Lena’s nostrils flared. She didn't need to kneel. She could smell it all—the fear-sweat, the coppery tang of blood, and overpowering it all, the signature scent of the rogue wolf was identical. The confirmation was a cold knife in her gut. Morgan was telling the truth, at least about this.

"You brought me here to scare me," she said, forcing her voice to steadiness.
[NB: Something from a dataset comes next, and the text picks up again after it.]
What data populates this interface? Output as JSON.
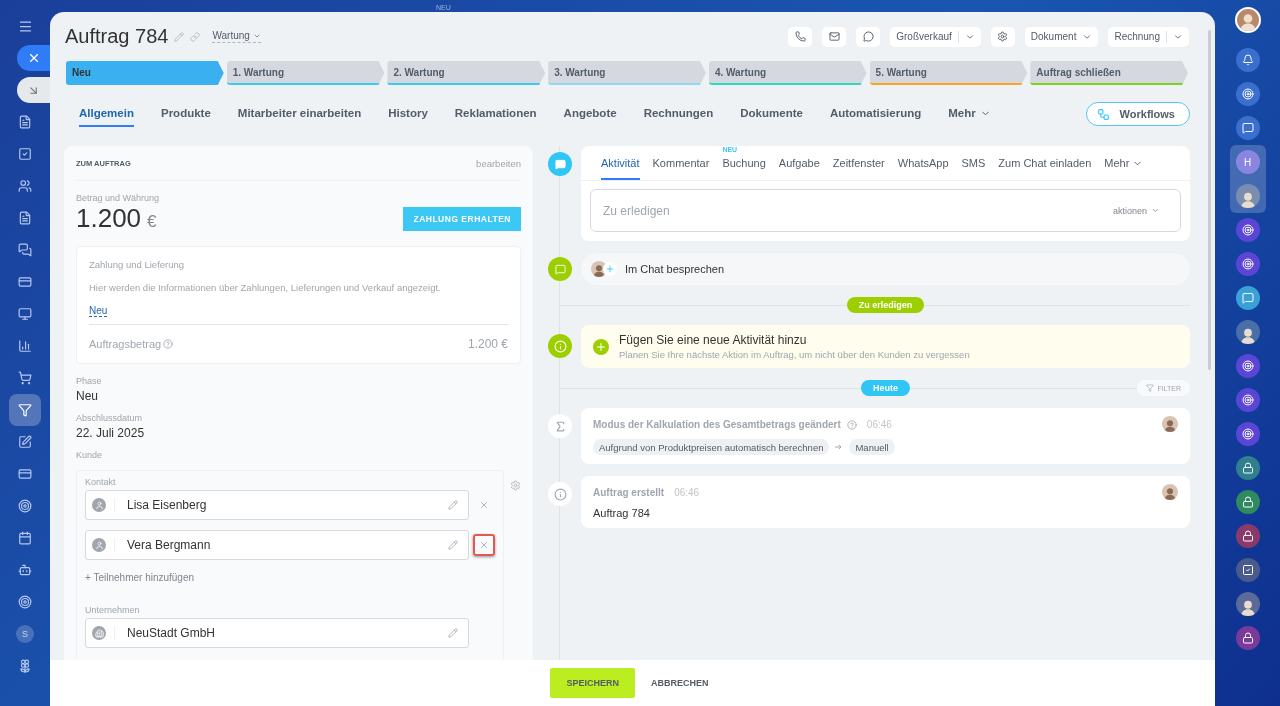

"I brought you here to show you the reality you are now a part of," he corrected, standing up. "Your university, your part-time job, your boyfriend... it's a fiction, Lena. A comfortable dream you can no longer afford. The war is here. And you are standing in the middle of it. You can either learn to wield the weapon you've been given, or you will be destroyed by it. The choice, ultimately, is still yours."

He turned and walked towards a shadowed exit, leaving her alone in the silver-striped darkness. "The campus library, the quad, your dorm room... they are not safe. Nowhere is truly safe for you anymore. Think on that."

Lena stood frozen long after he had gone, the feral scent of blood and rogue wolf clinging to her like a shroud. The beast within her was silent now, listening. And for the first time, she listened back.